The aftermath of the previous season still hangs over tonight’s premiere as well, as Philip and Elizabeth are tasked with helping Dylan Baker’s scientist William, who dramatically killed himself by exposing himself to the biological weapon sample in last season’s finale, complete one last mission.
This leads to one of the longest and most deliberate sequences in the show’s history.

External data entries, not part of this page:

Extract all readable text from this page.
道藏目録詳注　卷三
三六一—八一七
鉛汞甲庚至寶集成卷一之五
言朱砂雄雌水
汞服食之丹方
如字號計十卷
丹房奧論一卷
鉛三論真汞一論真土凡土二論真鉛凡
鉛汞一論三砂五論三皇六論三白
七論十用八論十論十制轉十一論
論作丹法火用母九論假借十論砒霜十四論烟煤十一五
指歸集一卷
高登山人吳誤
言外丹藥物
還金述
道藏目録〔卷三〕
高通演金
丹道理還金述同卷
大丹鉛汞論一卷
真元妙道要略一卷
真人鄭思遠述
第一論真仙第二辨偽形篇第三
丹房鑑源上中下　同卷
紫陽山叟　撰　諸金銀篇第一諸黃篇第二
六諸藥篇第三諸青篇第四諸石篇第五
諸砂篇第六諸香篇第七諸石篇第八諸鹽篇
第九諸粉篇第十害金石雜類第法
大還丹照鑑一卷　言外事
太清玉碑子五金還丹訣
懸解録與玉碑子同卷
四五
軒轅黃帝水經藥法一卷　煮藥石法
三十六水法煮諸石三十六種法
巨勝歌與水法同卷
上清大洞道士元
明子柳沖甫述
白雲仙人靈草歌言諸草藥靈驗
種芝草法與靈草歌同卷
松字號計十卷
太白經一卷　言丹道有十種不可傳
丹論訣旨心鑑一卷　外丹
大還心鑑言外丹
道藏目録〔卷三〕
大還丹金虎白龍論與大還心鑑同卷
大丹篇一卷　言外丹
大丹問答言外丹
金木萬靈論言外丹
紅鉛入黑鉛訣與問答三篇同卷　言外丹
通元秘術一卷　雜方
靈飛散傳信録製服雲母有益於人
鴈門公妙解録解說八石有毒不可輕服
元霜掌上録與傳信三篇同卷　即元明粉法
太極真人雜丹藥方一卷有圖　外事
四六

For more than 10 minutes at the end of the premiere, barely a single word is spoken as the Jennings and their associates pull off an elaborate heist at Fort Detrick.
Asked what the show is trying to convey with the unusually lengthy scene, Weisberg says, dryly, “This is how you dig a hole.”
“Joe’s not kidding,” Fields adds. “We really wanted to convey how grueling it would be to do something like that.” In the end, it was FX head John Landgraf who actually encouraged them to make the sequence longer, a note that would be unheard of from most network executives.
Like the “disorienting” scene that opens the episode, this one cements The Americans’ refusal to ever hold viewers’ hands. After four challenging seasons, we can be confident we will be rewarded for our patience.
If there is one message the creators want to send to fans before this season begins, it is to expect the unexpected. “This is The Americans,” Weisberg says. “Assume nothing.”